Venue & Hospitality

Conference Dates: August 27-28, 2018 (10 Plenary Forums - 1Event)
Boston, USA

Hotel Services & Amenities

  • Audio/Visual Equipment Rental.
  • Business Center.
  • Business Phone Service.
  • Complimentary Printing Service.
  • Express Mail.
  • Fax.
  • Meeting Rooms.
  • Office Rental.
  • Photo Copying Service.
  • Secretarial Service.
  • Telex.
  • Typewriter.
  • Video Conference.
  • Video Messaging.
  • Video Phone.
  • ATM.
  • Baggage Storage.

Transportation

About City

Boston is one of the oldest cities and is the capital and most populous city of the Commonwealth of Massachusetts in the United States. It has become the latest city to commit to running on 100% renewable energy. Its plenty of museums, historical sights and abundance of live exhibitions for these reason the city gets 16.3 million visitors a year, making it one of the ten most prominent visitor areas in the nation. Boston is surrounded by the "Greater Boston" region. Boston is sometimes called a "city of neighbourhoods" as a result of the bounty of differing subsections; the city government's Office of Neighbourhood Services has authoritatively assigned 23 neighbourhoods. Boston has a humid continental climate. Boston's schools and colleges apply a huge effect on the territorial economy. Boston pulls in more than 350,000 understudies from around the globe, who contribute more than US$4.8 billion every year to the city's economy. Boston has been known as the "Athens of America" for its abstract culture, procuring notoriety for being "the scholarly capital of the United States.

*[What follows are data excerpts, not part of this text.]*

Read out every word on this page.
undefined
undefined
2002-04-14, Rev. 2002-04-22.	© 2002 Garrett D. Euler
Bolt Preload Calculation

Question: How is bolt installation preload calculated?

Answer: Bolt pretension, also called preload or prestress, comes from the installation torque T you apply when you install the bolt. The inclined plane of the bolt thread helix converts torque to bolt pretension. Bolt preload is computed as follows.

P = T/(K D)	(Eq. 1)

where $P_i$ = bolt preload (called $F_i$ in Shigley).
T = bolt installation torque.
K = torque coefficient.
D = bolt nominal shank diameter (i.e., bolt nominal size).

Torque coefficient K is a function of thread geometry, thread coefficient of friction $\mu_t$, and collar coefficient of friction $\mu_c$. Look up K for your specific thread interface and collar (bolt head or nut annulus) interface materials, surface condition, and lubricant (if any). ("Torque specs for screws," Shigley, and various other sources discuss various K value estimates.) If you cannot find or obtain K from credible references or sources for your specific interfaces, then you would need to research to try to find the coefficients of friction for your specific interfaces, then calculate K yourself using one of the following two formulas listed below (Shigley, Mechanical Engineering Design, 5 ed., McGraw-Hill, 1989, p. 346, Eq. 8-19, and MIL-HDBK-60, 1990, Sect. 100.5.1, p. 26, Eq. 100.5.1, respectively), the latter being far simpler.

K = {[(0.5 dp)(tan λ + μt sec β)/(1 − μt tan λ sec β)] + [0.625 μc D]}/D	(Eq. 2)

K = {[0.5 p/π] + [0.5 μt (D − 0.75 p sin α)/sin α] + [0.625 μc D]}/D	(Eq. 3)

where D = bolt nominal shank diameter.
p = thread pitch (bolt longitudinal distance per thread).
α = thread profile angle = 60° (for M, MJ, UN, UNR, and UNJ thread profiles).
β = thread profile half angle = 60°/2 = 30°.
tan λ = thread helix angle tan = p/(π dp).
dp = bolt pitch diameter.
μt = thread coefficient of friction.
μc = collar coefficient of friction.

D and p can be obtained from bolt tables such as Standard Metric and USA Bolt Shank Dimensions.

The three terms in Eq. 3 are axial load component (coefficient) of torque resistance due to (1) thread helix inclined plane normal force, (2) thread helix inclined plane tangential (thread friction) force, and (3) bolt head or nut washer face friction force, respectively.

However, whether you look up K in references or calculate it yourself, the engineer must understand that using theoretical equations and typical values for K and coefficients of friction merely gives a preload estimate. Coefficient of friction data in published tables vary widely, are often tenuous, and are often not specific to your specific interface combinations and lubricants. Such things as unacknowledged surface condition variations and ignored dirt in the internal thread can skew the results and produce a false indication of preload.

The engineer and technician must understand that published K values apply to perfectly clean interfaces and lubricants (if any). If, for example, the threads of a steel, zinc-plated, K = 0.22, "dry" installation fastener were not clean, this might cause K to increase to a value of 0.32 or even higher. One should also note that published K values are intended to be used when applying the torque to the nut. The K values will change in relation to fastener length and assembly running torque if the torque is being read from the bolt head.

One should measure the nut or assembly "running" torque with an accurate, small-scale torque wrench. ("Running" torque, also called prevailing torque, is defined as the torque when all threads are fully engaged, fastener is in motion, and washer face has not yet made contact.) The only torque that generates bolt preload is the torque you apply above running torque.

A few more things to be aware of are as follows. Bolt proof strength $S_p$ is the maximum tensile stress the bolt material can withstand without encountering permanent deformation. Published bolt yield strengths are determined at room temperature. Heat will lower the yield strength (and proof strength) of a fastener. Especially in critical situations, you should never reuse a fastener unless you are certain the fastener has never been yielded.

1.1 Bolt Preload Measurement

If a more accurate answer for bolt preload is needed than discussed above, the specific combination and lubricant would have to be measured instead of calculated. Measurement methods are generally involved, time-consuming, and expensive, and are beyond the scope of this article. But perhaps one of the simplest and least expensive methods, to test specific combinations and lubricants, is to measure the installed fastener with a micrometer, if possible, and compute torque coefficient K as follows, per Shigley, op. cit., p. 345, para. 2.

City attractions of Boston: Freedom Trail-The three-mile Freedom Trail leads you past - and into - 16 of the city’s principal historic monuments and sites. It’s easy to follow, by the line of red bricks in the sidewalk and by footprints at street crossings. Begin by picking up brochures on the attractions at the Visitor Center in the Boston Common before heading to the State House. Faneuil Hall-Known as the “cradle of liberty,” Faneuil Hall was built in 1740-42 by Huguenot merchant Peter Faneuil as a market hall and presented to the city on condition that it should always be open to the public. The ground floor is still occupied by market stalls; on the upper floor is a council chamber, which in the 18th and 19th centuries was the meeting place of revolutionaries and later, of abolitionists. On its fourth floor is the Ancient and Honourable Artillery Museum, with weaponry, uniforms, and paintings of significant battles.